First-time buyers who currently rent are accustomed to their monthly rents and lifestyles. Typically, rents are less than mortgages, and almost always less than the total costs of homeownership. In homes, utility bills increase due to the size of the property and all maintenance becomes the homeowner’s responsibility. Therefore, first-time buyers have to alter their spending habits to meet their new bills. Evaluate budgets to identify the best places to cut corners. If buyers aren’t willing to give up nights out or other expenses, they should only search for homes costing close to or less than their current rents.

2. Debt-to-Income Ratio

Another guideline to help identify how much buyers can afford is their debt-to-income ratio (DTI). To calculate DTI, add up the cost of housing expenses (monthly mortgages, taxes, insurance) plus all other monthly obligations such as minimum credit card payments, student loan payments, car payments, etc. Buyers should then divide that sum by their gross monthly incomes. The resulting percentage is the buyers DTI and should not exceed 43 percent of his or her monthly income. As a general rule, conventional loan buyers need a DTI of 36 percent and FHA loan buyers, 41 percent. Buyers with higher DTIs should work to reduce debt before buying a home.

3. Credit Score

A buyer’s credit score is a major factor that dictates the mortgage interest rate offered by the lender. Higher interest rates make borrowing money from the lender more expensive, and therefore create higher monthly mortgage payments. Buyers with interest rates of 740 or above are offered the lowest interest rates available. If buyers have low credit scores, they should work on raising them before buying a home. Otherwise their loans will cost more and they’ll be able to afford less.

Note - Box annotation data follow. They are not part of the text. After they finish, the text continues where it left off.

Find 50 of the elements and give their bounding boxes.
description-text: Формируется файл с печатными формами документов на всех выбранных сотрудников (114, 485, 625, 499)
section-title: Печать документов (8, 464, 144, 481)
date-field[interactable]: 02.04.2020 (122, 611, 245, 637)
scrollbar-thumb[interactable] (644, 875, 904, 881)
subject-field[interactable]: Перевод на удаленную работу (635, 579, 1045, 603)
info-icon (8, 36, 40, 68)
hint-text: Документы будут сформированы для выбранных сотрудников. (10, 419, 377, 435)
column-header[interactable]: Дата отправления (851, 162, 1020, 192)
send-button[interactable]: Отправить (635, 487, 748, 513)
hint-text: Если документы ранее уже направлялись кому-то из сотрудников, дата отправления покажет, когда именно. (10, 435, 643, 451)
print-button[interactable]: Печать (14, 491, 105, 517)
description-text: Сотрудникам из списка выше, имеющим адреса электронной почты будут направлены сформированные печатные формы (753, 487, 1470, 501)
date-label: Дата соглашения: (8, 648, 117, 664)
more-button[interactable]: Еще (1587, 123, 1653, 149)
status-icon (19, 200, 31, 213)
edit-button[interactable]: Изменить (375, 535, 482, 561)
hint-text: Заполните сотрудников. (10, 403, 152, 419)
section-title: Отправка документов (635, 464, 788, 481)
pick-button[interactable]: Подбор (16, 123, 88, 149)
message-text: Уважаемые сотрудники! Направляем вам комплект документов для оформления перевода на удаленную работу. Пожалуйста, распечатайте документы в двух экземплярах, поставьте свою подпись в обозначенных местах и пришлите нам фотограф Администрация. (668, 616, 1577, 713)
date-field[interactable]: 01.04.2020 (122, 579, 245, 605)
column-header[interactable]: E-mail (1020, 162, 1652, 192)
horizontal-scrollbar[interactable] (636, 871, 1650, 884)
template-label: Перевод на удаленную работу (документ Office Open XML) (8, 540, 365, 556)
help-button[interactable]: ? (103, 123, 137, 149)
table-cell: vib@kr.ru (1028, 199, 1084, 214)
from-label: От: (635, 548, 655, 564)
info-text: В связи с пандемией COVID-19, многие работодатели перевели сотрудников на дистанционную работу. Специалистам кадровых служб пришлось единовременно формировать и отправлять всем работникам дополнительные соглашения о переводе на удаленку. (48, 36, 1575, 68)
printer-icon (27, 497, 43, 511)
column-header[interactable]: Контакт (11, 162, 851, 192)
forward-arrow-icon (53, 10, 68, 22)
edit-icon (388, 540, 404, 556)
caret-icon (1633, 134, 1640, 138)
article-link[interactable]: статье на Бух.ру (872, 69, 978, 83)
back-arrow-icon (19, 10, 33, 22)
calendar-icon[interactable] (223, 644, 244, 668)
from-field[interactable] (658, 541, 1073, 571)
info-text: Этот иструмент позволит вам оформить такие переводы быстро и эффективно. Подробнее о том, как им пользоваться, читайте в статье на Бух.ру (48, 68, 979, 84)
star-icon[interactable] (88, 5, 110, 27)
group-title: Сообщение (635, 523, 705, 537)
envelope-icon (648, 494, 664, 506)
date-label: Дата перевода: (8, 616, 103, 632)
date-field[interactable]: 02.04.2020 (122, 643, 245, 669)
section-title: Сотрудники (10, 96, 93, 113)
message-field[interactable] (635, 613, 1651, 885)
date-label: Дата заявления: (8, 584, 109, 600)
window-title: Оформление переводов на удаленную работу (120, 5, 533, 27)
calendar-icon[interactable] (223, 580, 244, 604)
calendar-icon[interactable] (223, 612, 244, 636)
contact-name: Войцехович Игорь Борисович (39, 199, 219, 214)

4. Down Payment & Closing Costs

Down payments range between 5 and 20 percent of the total value of the home. Homebuyers who want to avoid paying private mortgage insurance (PMI) should be prepared to pay the full 20 percent of the price of the home as their down payments. PMI is insurance paid to the lender to protect the lender’s investment; it’s paid by the borrower until he or she has 20 percent equity in the home. In addition to the down payment, buyers pay closing costs of 2 to 5 percent of the home’s purchase price. It is negotiable for the seller to cover a portion of the closing costs, but first-time buyers calculating affordability should factor in potential closing costs.

5. Maintenance Costs

Buyers can assume annual maintenance costs of 1 to 4 percent of the total price of their homes. Each year homeowners have to pay for upkeep on their properties from big ticket items such as replacing the roof, windows, water damage or HVAC system to smaller repairs including adding attic insulation, painting, replacing a screen, light bulbs or filter. All of these basic maintenance costs add up quickly and they’re entirely new costs for first-time buyers who are accustomed to their landlords paying for maintenance.

Though affordability is entirely circumstantial, prospective buyers can use these guidelines to evaluate their budgets, calculate their DTI and potential interest rates while accounting for closing costs and future home repairs. When all of these steps are balanced and compared to the expert recommended percentages, buyers have a great baseline to begin home shopping.